President Obama will pitch a new $1 billion climate change resilience fund during a visit Friday to California.
The fund, which would need to be approved by Congress, is intended to help communities dealing with negative weather that's the result of climate change.
During a call with reporters on Thursday evening, the assistant to the president on science and technology, John Holdren, said, without any doubt, the severe drought plaguing California and a number of other states across the country is tied to climate change.
"Weather practically everywhere is being caused by climate change," Holdren said.
The administration's fund would invest in research to gather data on the impacts of climate change, help communities prepare for them and support innovative technologies and infrastructure to ready the country "in the face of a changing climate."

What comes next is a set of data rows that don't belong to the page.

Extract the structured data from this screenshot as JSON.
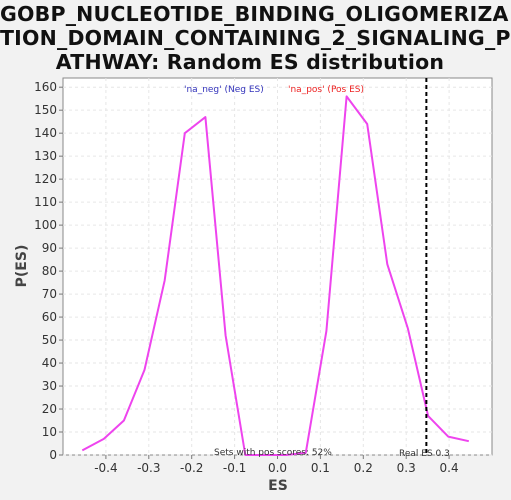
{
  "chart_data": {
    "type": "line",
    "title_lines": [
      "GOBP_NUCLEOTIDE_BINDING_OLIGOMERIZA",
      "TION_DOMAIN_CONTAINING_2_SIGNALING_P",
      "ATHWAY: Random ES distribution"
    ],
    "xlabel": "ES",
    "ylabel": "P(ES)",
    "xlim": [
      -0.5,
      0.5
    ],
    "ylim": [
      0,
      164
    ],
    "xticks": [
      -0.4,
      -0.3,
      -0.2,
      -0.1,
      0.0,
      0.1,
      0.2,
      0.3,
      0.4
    ],
    "xtick_labels": [
      "-0.4",
      "-0.3",
      "-0.2",
      "-0.1",
      "0.0",
      "0.1",
      "0.2",
      "0.3",
      "0.4"
    ],
    "yticks": [
      0,
      10,
      20,
      30,
      40,
      50,
      60,
      70,
      80,
      90,
      100,
      110,
      120,
      130,
      140,
      150,
      160
    ],
    "grid": true,
    "series": [
      {
        "name": "",
        "color": "#ee44ee",
        "x": [
          -0.455,
          -0.405,
          -0.358,
          -0.31,
          -0.263,
          -0.216,
          -0.168,
          -0.121,
          -0.075,
          -0.027,
          0.02,
          0.066,
          0.114,
          0.161,
          0.209,
          0.256,
          0.304,
          0.351,
          0.398,
          0.446
        ],
        "y": [
          2,
          7,
          15,
          37,
          76,
          140,
          147,
          52,
          0,
          0,
          0,
          1,
          54,
          156,
          144,
          83,
          55,
          17,
          8,
          6
        ]
      }
    ],
    "legend": [
      {
        "label": "'na_neg' (Neg ES)",
        "color": "#3333bb"
      },
      {
        "label": "'na_pos' (Pos ES)",
        "color": "#ee2222"
      }
    ],
    "real_es": {
      "x": 0.347,
      "label": "Real ES 0.3"
    },
    "note": "Sets with pos scores: 52%"
  }
}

"Recent events have reinforced our knowledge that our communities and economy remain vulnerable to extreme weather and natural hazards," the administration said in a statement on Thursday.
Obama will propose the fund Friday after visiting with farmers in Fresno, Calif.
The new fund — separate from Obama's climate agenda announced in June — will be detailed in the president's 2015 budget, set for release next month.
While Obama has said he will use his executive authority to push his climate agenda and other policies during what he dubbed his "year of action," the president would need approval from Congress for the fund.
When asked if talk of climate change tied to extreme weather events, like California's drought, by Obama would become more frequent, Holdren said it already has been a recurring talking point for the president.
Holdren added: "You can expect the president will talk about the connection between increasing frequency in the intensity of drought and climate change on Friday" and in the future.